As for the US being puppet-masters of such a government, I think that is far from likely. Indeed, the US will be grateful to receive whatever help it can get from Iran as it struggles to extricate itself from Afghanistan. However enduring the imperial afterglow might be, America is now a beggar nation that needs help wherever it can get it.
Thanks Mr Woodward,
I don’t want to be burdensome commenter so no more after this. Clearly Iran is different from Myanmar or China’s Tienanmen (as the Leverttes point out) But the differences are not crucial.
Without getting into an election fraud debate, It is Iran’s government has substantial public support. A lot more than the Shah ever had. Likely more than Myanmar has. Certainly, it has much more support than most western commentators care to believe. Yes, the government bussed in supporters. Yes it it might have offered free food or drink. But that alone does not draw a willing crowd of over a million chanting enthusiastically. I don’t think for a moment Egypt’s government could do that. Or Jordan’s. Or Saudi. Or Algeria’s.
This is not to say Iran government is not oppressive, or that there is no dissent, but that it has much more popular support than any of the aforementioned.
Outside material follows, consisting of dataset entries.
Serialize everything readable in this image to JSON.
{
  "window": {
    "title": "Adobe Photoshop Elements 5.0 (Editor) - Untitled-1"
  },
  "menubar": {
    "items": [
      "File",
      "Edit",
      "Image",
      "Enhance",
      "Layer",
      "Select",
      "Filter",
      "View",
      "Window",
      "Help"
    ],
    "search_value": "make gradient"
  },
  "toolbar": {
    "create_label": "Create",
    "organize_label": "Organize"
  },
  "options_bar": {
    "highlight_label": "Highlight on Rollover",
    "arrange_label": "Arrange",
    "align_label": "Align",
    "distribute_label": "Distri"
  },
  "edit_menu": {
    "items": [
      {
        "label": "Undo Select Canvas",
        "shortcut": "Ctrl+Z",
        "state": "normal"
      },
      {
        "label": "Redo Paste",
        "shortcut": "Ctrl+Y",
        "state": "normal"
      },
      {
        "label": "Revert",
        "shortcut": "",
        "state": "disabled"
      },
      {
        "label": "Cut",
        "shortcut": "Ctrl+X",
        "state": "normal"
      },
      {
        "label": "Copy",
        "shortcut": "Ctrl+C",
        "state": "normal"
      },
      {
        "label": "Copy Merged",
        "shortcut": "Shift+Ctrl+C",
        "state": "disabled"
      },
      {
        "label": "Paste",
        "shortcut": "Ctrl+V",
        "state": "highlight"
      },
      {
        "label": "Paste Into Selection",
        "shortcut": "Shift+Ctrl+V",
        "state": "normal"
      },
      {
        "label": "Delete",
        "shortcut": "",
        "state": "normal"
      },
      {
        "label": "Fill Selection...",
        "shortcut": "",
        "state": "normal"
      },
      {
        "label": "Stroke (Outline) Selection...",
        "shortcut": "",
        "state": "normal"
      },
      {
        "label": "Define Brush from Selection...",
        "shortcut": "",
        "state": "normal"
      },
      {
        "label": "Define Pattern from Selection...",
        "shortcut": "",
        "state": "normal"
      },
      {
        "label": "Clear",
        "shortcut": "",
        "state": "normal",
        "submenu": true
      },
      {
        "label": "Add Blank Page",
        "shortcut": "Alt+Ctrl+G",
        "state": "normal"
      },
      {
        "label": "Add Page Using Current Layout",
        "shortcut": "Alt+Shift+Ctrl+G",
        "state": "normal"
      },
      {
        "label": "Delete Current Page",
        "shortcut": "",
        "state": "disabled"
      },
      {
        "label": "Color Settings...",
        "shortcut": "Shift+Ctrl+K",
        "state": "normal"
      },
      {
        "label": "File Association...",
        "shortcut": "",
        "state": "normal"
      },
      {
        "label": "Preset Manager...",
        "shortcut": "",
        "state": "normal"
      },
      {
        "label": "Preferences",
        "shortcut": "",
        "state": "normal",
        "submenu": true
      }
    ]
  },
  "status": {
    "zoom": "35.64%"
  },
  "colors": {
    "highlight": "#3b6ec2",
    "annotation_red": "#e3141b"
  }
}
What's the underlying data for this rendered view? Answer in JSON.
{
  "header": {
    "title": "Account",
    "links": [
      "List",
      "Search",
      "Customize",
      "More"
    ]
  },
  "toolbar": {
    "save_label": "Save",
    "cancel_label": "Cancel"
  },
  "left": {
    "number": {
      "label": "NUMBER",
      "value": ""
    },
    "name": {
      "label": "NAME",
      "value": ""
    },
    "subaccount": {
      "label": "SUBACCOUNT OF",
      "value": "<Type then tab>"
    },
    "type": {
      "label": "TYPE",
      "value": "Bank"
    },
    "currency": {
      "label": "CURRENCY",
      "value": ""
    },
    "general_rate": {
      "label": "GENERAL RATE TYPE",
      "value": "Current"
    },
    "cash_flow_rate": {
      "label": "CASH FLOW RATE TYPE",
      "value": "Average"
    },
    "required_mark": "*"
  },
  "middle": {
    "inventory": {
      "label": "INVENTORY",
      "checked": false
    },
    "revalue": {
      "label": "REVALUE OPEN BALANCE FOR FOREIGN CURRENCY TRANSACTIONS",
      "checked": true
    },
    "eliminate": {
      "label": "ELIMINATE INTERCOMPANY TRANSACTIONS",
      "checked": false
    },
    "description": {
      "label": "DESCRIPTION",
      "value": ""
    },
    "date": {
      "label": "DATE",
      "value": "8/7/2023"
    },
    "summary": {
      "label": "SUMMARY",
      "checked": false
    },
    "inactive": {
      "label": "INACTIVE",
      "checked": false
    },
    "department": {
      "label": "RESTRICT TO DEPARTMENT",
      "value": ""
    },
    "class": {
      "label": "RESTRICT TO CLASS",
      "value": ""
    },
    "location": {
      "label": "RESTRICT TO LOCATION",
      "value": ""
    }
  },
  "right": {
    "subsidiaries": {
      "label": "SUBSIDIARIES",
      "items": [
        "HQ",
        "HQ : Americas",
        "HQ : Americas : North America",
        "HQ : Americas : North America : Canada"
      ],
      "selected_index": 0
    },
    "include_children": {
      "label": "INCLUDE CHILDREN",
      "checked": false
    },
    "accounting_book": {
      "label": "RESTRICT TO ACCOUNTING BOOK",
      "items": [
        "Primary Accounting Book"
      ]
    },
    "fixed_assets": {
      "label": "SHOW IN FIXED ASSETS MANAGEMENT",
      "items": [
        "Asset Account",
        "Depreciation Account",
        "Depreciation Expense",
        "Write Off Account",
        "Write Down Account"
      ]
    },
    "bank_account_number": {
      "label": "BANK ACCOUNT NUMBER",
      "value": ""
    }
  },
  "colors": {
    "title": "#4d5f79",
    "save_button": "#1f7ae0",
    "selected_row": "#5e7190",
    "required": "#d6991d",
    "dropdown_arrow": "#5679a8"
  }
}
The best analogy for Iran is a Red State/Blue State divide. Think of the protesters as the anti-Vietnam war crowd. Think of the gov’t supporters as the good ol’ boys who would like nothing more than to smack those treasonous hippies upside their heads. When those two factions came to an election in 1972, the hippies here, much like in Iran, lost big.
Rest assured, as there are a good 25-35% Christian fundies in this country who view the US’ as on a divine mission to serve Israel’s every whim, there are at least that many Iranians who view Islam as under serious threat and Iran as having a divine mission to resist Islam’s oppressors. And they will not be frightened by green protesters.
On this much we agree — the Iranian government has far more support than does that of Egypt, Jordan or Saudi Arabia.
Will the division inside Iran lead to civil war, counter-revolution, peaceful reform? I don’t know, but I don’t see the protest movement fizzling out and I do think the people who make up the movement have good reason to believe that they are on the right side of history.